The 24 memorials range from brass plaques to alabaster marble and other stone monuments; two came from schools, others are from the Boer War, WW1, WW2 and also to individual vicars or parishioners, etc. A book on St Saviour's Herne Hill (then in the local history section of the library) confirmed that the alabaster WW1 memorial in two sections had been in that church (including a middle section with St George, now missing), as was one to a woman parishioner, Harriot Nicholson who died in 1918. Preliminary sessions have taken place in St Saviour's School (built on the site of the church), including Year 6 learning about Harriot and her family.

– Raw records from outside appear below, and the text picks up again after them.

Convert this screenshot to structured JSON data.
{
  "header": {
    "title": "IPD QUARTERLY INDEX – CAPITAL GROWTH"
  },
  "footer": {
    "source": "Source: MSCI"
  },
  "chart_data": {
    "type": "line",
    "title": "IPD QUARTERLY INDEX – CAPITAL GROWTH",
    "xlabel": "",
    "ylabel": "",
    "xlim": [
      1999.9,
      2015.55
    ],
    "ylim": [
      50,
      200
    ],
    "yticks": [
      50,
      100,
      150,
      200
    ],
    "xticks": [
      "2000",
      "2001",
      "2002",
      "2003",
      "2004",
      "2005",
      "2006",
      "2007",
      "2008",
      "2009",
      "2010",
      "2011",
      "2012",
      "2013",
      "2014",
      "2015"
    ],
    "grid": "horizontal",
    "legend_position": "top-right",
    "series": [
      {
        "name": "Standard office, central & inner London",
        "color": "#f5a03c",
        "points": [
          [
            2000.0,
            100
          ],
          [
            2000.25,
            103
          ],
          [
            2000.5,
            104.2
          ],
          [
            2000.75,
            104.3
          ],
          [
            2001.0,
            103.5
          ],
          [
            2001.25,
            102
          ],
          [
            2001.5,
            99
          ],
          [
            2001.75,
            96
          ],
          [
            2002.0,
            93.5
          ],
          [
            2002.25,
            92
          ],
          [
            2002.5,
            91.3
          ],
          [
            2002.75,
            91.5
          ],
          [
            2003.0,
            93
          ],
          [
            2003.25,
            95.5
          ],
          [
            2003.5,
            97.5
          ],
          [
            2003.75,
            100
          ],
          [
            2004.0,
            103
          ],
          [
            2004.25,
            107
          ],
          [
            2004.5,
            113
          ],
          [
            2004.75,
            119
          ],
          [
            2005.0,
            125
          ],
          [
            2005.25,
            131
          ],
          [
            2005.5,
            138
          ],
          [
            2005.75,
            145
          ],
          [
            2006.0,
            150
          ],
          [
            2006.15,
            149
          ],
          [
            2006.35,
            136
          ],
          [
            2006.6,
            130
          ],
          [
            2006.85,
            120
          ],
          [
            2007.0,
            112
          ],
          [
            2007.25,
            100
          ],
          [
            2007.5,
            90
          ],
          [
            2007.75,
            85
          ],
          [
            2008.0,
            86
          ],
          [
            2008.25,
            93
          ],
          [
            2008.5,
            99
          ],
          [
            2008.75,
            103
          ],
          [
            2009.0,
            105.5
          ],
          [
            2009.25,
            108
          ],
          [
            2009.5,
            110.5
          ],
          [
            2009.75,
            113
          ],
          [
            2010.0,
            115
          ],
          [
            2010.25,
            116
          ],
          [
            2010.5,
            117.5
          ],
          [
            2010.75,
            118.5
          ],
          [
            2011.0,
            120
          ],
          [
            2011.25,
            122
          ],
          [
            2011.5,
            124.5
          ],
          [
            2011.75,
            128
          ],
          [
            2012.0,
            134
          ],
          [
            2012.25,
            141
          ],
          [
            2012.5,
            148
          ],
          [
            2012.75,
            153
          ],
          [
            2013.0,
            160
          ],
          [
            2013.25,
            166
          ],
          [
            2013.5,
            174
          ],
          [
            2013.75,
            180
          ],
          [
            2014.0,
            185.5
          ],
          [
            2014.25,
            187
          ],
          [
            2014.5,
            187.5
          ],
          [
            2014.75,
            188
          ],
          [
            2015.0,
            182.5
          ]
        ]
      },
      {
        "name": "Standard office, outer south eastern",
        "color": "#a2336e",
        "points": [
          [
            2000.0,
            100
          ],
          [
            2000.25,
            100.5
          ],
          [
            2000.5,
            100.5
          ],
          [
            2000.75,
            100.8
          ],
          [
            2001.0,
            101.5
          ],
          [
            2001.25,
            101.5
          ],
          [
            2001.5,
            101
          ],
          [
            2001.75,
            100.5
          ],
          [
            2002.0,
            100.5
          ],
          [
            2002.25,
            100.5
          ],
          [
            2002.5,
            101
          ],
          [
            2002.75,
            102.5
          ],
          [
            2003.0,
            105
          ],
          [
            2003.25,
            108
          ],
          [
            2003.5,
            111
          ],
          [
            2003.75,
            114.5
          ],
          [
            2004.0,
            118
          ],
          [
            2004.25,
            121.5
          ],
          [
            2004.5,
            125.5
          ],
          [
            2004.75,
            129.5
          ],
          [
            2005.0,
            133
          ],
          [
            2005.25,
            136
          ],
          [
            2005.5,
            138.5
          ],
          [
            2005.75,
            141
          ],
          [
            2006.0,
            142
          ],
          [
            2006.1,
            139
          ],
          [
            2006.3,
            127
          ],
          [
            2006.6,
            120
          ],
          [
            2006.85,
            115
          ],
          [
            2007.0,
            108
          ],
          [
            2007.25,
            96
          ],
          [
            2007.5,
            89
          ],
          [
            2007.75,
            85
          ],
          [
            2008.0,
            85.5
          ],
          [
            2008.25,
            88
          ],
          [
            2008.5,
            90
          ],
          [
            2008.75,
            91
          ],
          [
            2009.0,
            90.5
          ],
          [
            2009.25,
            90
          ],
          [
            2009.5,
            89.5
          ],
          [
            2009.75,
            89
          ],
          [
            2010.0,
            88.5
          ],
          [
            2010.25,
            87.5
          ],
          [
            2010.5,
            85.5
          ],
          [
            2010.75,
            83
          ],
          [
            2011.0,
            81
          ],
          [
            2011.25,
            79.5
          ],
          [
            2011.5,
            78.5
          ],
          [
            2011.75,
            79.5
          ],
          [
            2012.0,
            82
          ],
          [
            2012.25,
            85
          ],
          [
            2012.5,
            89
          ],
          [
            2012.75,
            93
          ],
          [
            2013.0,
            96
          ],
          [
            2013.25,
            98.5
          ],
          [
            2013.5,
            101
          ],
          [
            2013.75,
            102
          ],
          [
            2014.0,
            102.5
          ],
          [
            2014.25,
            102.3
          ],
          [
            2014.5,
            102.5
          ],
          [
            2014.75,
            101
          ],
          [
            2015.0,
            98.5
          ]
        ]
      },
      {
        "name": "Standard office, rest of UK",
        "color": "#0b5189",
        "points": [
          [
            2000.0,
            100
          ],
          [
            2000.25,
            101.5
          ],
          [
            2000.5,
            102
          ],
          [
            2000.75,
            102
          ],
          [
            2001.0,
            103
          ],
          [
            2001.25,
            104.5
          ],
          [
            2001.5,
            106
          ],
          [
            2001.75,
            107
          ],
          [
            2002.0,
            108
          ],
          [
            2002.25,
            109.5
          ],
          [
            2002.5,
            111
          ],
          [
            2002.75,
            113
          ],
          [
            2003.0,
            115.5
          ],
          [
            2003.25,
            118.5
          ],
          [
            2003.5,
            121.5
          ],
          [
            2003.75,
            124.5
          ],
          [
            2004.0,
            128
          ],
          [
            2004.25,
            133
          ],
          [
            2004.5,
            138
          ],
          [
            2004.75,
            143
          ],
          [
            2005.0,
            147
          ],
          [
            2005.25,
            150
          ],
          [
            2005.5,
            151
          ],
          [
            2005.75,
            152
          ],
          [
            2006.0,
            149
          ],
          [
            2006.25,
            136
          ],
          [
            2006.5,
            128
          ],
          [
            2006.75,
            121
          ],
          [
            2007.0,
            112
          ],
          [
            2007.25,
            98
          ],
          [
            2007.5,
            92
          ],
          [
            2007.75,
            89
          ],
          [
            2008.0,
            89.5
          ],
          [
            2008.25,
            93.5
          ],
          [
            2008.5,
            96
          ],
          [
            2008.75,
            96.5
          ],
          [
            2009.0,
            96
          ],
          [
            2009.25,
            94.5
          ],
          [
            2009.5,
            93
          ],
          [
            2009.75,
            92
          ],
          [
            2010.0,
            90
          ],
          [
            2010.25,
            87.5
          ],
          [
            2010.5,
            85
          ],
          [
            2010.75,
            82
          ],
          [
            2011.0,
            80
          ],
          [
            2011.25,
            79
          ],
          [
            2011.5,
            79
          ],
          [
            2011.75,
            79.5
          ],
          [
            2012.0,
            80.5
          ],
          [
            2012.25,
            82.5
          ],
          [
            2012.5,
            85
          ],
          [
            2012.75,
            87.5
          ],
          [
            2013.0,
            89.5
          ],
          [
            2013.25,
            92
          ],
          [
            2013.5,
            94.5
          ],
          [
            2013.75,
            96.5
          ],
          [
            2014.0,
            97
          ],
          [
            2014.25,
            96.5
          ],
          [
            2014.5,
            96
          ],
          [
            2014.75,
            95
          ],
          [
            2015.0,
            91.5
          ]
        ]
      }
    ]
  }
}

St Saviour’s Church was demolished in 1981, the same year the library and the parish hall were listed Grade 2. Its memorials were taken down and stored in the library undercroft alongside plaques from All Saints Church, South Lambeth and elsewhere. We are working with Lambeth Archives staff to secure funding to restore all the memorials. Conservation specialists Taylor Pearce have given advice and City & Guilds of London Art School are interested; the War Memorials Trust may be able to offer match funding.

The restoration project includes workshops about conservation, research, and community memory. At the end of the project it is hoped that the fully-restored memorials will go on display.